My first struggle with this book was a structural / philosophical one. Much in the manner of academics – and appropriately so, I think – Bales has articulated a pattern or system that has prompted the evolution of slavery. Like the things Crawford writes about, people have become disposable. Slaves are easily replaced. The global economy, whose praises we so often sing, has accelerated this process. Profit drives everything, including the police. Where, Bales implies (he could do more here), has all of the moral leadership gone?
Given this attention to the steps in the process (which show up in all of the case studies to varying degrees), I wondered why he chose to organize his chapters around places (rather than these steps). He wants us to recognize the steps in order to interrupt them, but having chapters on places makes it seem like slavery is a problem for other people in other places.
In order to eradicate slavery, he wants us to focus just on slavery. I understand the need to focus and I accept the argument (and not just because it is the day it is) that “injustice anywhere is a threat to justice everywhere.” I also accept his argument that we should not dilute the power of a word like ‘slavery’ as slave holders are trying to do (“bonded labor,” “attached labor,” etc.). Consider how we reference the Holocaust.
That said, I think Bales overlooks the notion of what I understand as intersectionality. He notes that there are no straight lines anymore, that there is often a layer of managers between the one who own and the ones who manage slaves. He advocates for the equivalent of the eco-detective when it comes to rooting out slavery.
How we can develop the narrow focus he seeks until we’ve examined its underpinnings both in other places and at home? As Alice Goffman’s troubled and troubling book On the Run makes quite clear, we have our own form of “debt bondage” here in the United States. How can we develop moral leadership unless we take care of our own structural problems first? Reading, Frederick Douglass learned early on, makes people unfit to be slaves, but now students are choosing not to read (while Malala gets shot for going to school). Bales points to example after example of how illiteracy and innumeracy are a step toward enslavement. Shouldn’t we be more concerned that we seem to have reached the more sophisticated form of slavery here – where students are choosing to enslave themselves? We also need to take seriously the question of bail, for example. How is it that we continue to allow people to languish in jail because they are poor? If we don’t work on ourselves first, wouldn’t our efforts to free prostitutes in Thailand (though urgently needed) come from a place of moral superiority or smugness? The same is true for the question of transition, and I like Bales’ attention to it. It is not enough, as we ought to know by now, to simply free slaves. They need their 40 acres and a mule and more. But how can we do this without acknowledging Ta-Nehisi Coates’ call for reparations?

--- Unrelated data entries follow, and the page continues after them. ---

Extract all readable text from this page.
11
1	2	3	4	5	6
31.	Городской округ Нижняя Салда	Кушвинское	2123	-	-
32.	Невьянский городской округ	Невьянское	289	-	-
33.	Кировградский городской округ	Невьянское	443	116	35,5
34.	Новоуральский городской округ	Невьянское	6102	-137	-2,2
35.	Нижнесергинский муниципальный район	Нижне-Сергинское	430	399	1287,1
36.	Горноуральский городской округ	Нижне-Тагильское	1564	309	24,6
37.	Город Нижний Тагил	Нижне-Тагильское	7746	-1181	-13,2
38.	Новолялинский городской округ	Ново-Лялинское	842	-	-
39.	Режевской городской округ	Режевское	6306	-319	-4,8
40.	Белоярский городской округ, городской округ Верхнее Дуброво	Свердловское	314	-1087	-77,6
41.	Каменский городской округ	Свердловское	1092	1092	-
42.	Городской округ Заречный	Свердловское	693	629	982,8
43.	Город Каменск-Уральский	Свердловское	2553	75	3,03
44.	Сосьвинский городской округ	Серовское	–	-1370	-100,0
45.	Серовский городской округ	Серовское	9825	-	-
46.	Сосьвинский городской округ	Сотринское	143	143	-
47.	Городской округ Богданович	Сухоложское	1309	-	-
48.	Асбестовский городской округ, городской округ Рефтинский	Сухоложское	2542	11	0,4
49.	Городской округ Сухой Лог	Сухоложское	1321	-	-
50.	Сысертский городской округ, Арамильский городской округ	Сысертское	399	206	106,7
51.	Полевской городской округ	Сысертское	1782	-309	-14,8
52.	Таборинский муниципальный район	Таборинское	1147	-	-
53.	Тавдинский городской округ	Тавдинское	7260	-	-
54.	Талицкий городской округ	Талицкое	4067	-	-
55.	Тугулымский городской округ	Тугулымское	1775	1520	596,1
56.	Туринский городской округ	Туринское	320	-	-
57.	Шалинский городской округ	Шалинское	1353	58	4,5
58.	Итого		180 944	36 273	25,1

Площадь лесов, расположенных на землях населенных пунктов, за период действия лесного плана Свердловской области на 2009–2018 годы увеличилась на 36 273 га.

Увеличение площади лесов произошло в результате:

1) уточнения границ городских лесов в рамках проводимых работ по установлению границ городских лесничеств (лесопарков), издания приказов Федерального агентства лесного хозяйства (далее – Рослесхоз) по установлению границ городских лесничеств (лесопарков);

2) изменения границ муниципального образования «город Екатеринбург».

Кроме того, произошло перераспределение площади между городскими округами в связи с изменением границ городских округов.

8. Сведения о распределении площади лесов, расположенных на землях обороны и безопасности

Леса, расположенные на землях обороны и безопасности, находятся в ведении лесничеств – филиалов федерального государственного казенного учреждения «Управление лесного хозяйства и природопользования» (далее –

This leads me to another issue that I think Bales evades, save for one early example. If another culture deems it appropriate to treat a group one way, are we to judge otherwise? I think so. I think there are such things as universal human rights. But who says my version is the correct one?
This is a very powerful book. At times, it’s overwhelming. I recognize my power as a consumer and try to choose wisely, but such decisions are not as straightforward as Bales suggests. What would happen if I did as Bales suggests with his book? Who made the paper? Who made the building where it was printed?
He is right that I should not let this book just sit on my shelf. I will pass it on.